So my question is, Am I approaching it correctly, and what approach should I take?
It's a good approach. Try using
$row_cnt = $result->num_rows;
rather than
$row_cnt = mysqli_numrows($result);
also don't forget that $row_cnt will equal -1 in the event of any form of query error so you should check for that before assuming all values that arn't 0 are valid.

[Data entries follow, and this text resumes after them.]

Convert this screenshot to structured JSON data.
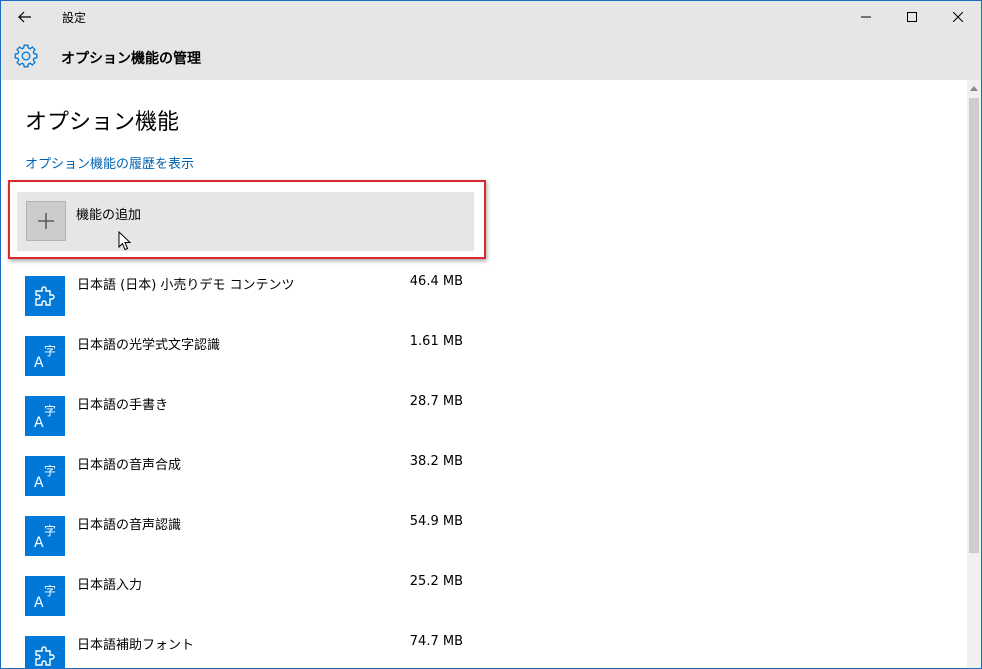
{
  "window": {
    "title": "設定",
    "controls": {
      "minimize": "minimize-icon",
      "maximize": "maximize-icon",
      "close": "close-icon"
    }
  },
  "header": {
    "title": "オプション機能の管理",
    "icon": "gear-icon"
  },
  "main": {
    "title": "オプション機能",
    "history_link": "オプション機能の履歴を表示",
    "add_feature": {
      "label": "機能の追加",
      "icon": "plus-icon"
    },
    "features": [
      {
        "name": "日本語 (日本) 小売りデモ コンテンツ",
        "size": "46.4 MB",
        "icon": "puzzle-icon"
      },
      {
        "name": "日本語の光学式文字認識",
        "size": "1.61 MB",
        "icon": "language-icon"
      },
      {
        "name": "日本語の手書き",
        "size": "28.7 MB",
        "icon": "language-icon"
      },
      {
        "name": "日本語の音声合成",
        "size": "38.2 MB",
        "icon": "language-icon"
      },
      {
        "name": "日本語の音声認識",
        "size": "54.9 MB",
        "icon": "language-icon"
      },
      {
        "name": "日本語入力",
        "size": "25.2 MB",
        "icon": "language-icon"
      },
      {
        "name": "日本語補助フォント",
        "size": "74.7 MB",
        "icon": "puzzle-icon"
      }
    ]
  },
  "colors": {
    "accent": "#0078d7",
    "link": "#0063b1",
    "highlight_border": "#d9282f",
    "chrome_bg": "#e6e6e6"
  }
}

I would suggest you to see natural language processing (NLP) techniques. If your answer is uni-gram (one word). This approach is ok. If you are dealing with n-grams of size more than 1,ie long sentences or paragraphs Then your approach will not work well. Answers can be written in different ways. So i would suggest some semantic methods like LSA(Latent Semantic Analysis) or simple vector representation models.
I can't think of any other methods to solve this problem.Try NLP methods. Will give you awesome results.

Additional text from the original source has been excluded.